Wednesday, February 13, 2008

Has the time for deregulation really come?

I find myself asking this question, because I think there is a fine line between a totally free media market and a regulated one that insures a certain cultural and national content.

“Canadian broadcast regulation was designed for a world of scarcity where broadcast spectrum and consumer choice was limited,” Michael Geist rightly claims in his article Canadian Broadcasting Policy For a World of Abundance. There is no doubt that the regulatory framework for broadcasting services need to be re-considered, the question is with which perception of culture this re-consideration should take place.

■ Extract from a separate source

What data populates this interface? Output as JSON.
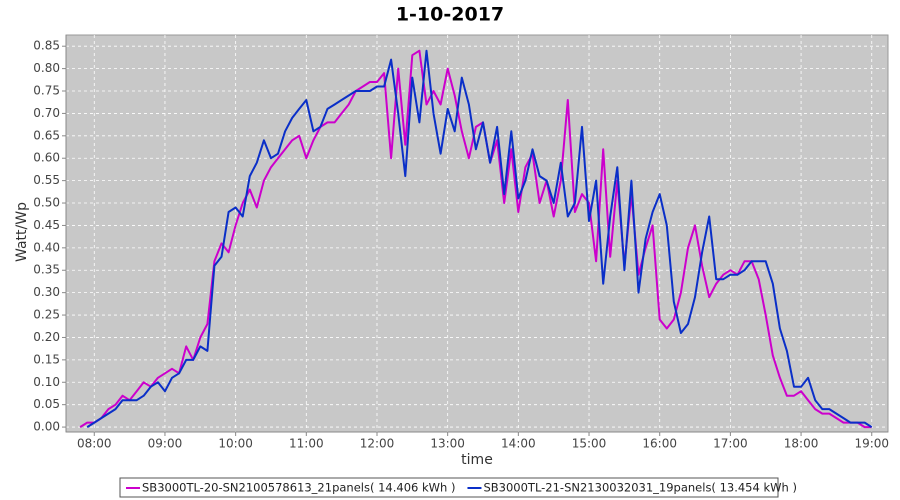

Cultural production can either be seen as a commercial enterprise, where the profitability is the most important or as expressions of ideas and images that help a culture to imagine itself and to articulate its priorities. If excluded by the so-called ‘realities’ of the marketplace, certain forms of cultural expression can be marginalized, even silenced. (Lorimer, Gasher, and Skinner - Mass Communication in Canada, page 201-202)

Even though The Long Tail helps preventing this problem of marginalizing cultural expression, I think it is important also to recognize that broadcasters have a responsibility of encouraging cultural content, in this case content made by and for Canadians rather than content made by and for US citizens.

If the broadcasters only look upon cultural production as a commercial enterprise, then there is a need for some sort of regulation. Or else we risk that certain form of cultural expression will be silenced, as Lorimer, Gasher and Skinner predict.